The IFA's Curatorship Programme was initiated in April 2010 with the aim of progressing the discipline of curation in India. Since the programme's inception, IFA has collaborated with independent arts organisations and academic institutions, generating discussion, critical pedagogies and new modes of curation sensitive to different regions in India.

Initially, we collaborated closely with four organisations who we perceived as 'nodal centers' — KHOJ International Artists’ Association, New Delhi; Centre for Culture, Media and Governance, Jamia Millia Islamia, New Delhi; Katha Centre for Film Studies, Mumbai; and the Association of Academics, Artists and Citizens for University Autonomy (ACUA) – each bringing a wellspring of experience and expertise to the programme’s examination of curatorial theory, visual art and film curatorial practice and exhibition policy in India. In these first two years, the programme was generously supported by the Sir Dorabji Tata Trust.

One among many significant outcomes of the programme thus far is that of an MA in curation in the School of  Culture and Creative Expressions, Ambedkar University, whose curriculum has grown out of five ACUA-led workshops in diverse regions of India across 3 years, involving key practitioners and academics in the field in addition to emerging curators and researchers. In a concluding colloquium, the curriculum will be formally constituted, becoming India’s first MA programme in curation with a scheduled start date of 2014.

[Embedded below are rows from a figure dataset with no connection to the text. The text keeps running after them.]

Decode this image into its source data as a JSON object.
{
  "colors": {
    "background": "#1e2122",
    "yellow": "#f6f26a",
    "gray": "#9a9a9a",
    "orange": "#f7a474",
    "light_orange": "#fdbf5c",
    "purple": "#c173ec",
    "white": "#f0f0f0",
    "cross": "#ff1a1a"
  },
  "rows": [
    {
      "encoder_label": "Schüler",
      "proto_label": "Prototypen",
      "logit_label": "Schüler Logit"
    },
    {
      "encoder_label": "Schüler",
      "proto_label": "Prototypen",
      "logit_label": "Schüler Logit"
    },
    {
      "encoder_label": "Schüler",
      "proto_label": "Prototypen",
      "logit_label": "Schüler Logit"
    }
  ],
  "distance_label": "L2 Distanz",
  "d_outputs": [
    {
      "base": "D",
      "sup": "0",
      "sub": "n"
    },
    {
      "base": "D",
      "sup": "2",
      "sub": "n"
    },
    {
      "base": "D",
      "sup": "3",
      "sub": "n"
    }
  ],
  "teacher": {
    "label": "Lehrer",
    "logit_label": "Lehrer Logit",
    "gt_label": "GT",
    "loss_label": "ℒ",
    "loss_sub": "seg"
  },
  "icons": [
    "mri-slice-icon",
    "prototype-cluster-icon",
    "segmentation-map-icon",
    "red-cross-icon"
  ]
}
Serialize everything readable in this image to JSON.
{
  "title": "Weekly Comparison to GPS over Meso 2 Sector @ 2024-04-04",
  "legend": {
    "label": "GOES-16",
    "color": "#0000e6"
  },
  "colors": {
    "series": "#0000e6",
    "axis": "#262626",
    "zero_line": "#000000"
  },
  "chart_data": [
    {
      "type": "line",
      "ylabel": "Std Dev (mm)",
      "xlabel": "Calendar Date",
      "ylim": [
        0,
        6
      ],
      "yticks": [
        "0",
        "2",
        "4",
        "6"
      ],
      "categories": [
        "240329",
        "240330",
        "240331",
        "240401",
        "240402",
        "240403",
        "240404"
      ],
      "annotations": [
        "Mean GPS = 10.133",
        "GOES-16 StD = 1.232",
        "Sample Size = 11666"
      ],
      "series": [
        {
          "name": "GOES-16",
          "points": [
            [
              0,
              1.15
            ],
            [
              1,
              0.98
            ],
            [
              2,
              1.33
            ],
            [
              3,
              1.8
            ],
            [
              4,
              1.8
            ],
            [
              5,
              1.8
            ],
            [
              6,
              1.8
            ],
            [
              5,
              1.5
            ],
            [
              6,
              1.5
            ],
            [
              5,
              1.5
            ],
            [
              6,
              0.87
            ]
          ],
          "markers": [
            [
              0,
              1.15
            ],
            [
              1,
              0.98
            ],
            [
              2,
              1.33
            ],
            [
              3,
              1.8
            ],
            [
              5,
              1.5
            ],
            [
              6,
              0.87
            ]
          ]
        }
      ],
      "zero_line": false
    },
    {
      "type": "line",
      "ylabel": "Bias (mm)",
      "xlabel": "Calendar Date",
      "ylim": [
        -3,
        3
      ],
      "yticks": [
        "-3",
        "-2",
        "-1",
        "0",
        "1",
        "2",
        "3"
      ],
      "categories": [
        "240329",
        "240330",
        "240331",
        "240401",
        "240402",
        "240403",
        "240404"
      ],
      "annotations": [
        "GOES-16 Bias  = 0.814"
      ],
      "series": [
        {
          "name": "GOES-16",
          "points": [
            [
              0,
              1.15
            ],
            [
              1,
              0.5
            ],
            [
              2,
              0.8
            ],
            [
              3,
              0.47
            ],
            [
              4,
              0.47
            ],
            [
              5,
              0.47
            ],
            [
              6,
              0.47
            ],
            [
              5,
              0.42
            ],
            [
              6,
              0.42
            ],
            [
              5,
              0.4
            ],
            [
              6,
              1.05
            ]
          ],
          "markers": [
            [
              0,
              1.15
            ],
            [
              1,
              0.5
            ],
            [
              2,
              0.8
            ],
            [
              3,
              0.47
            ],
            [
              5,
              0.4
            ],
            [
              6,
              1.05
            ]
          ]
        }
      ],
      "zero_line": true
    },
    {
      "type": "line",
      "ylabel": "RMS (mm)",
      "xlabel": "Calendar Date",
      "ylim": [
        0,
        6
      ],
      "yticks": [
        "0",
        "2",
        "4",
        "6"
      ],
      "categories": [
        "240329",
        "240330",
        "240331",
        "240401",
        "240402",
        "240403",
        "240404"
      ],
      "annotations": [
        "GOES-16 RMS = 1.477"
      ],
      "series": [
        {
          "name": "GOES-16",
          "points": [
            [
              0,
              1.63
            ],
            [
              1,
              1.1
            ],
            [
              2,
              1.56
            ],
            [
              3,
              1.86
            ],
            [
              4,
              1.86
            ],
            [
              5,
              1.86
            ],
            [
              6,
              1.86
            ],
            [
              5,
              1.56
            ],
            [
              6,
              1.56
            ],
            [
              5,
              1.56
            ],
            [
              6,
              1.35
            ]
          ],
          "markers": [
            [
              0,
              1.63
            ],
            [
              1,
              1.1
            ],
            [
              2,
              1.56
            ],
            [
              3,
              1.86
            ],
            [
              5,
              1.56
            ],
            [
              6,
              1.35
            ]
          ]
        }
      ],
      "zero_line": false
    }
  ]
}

Building on the host of residencies, festivals, workshops, screenings and other events already delivered in partnership with our nodal centres, IFA is pleased to be introducing Museum Fellowship in collaboration with strategically identified public and private museums across the country.

Through these fellowships, we aim to provide emerging curators with opportunities to engage with the rich curatorial possibilities offered by museum collections while interrogating orthodox views about collections, their contexts, histories, and audiences. The fellowships are being initiated with the additional intent of providing conceptual support to museums in transforming public spaces that are oftentimes sites of passive education and nostalgia into exciting ones for mediating the contemporary and historical. In the first year of fellowships, IFA is seeking proposals from curators to work with the collections of our partner museums, the Chhatrapati Shivaji Maharaj Vastu Sangrahalaya (CSMVS) in Mumbai and the Salar Jung Museum in Hyderabad.

Through this website, we are making available selected documentation of past activities delivered through our dedicated curatorial programme simultaneous to logging events and activities of our own and others' making connected with curatorial practice across visual art and culture domains.